Before long, one of the pretty punks decides she wants to rob the place, and finds that the toy maker's hundreds of dolls, which fill every shelf, nook and cranny of the sprawling house, don't take kindly to such antisocial activities. Thus begins a bloody spree of deadly doll action, and a series of gory demises that should satisfy fright fans with sanguinary tastes.
Gordon brings his usual wit and style to the proceedings, and the cast – especially Rolfe, Mason, Purdey-Gordon and Stephen Lee – is excellent, bringing just the right tone to their performances. David Allen's good, old-fashioned stop-motion effects bring the murderous manikins to life without the benefit of expensive CGI, and they're more than effective.
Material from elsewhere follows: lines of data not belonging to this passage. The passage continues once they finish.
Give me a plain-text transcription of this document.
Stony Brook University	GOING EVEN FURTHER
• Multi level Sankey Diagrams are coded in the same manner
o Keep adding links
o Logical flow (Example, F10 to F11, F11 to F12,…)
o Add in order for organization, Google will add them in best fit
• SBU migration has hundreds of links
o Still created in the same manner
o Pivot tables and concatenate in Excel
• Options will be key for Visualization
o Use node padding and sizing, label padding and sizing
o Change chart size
This unheralded gem, unfortunately buried in the RE-ANIMATOR buzz of the time, kicked off a whole bunch of "killer toy" movies from producer Band, including the seemingly interminable PUPPETMASTER vidflick series. Now available on DVD from MGM/Sony, DOLLS comes to the digital format in a sharp, solid anamorphic 1.85:1 widescreen transfer. The movie looks beautiful – far better than its cable airings in the Eighties. (A full-frame, open matte version is also provided on the B-side, if you really need to see it as it aired on Cinemax.)
Not only has MGM provided a pristine transfer, but they've actually sprung for a few extra features as well. First off is an informative and fascinating commentary track by director Gordon and screenwriter Naha. Then there's a second commentary track with several of the film's principal cast members. There's a storyboard-to-film comparison featurette and a photo gallery. And, finally, there's the original theatrical trailer (I remember when films like this still played in theaters – Christ, I'm old), which manages to give away all the best effects and gags in the film.
All in all, a great little Eighties horror flick, and highly recommended.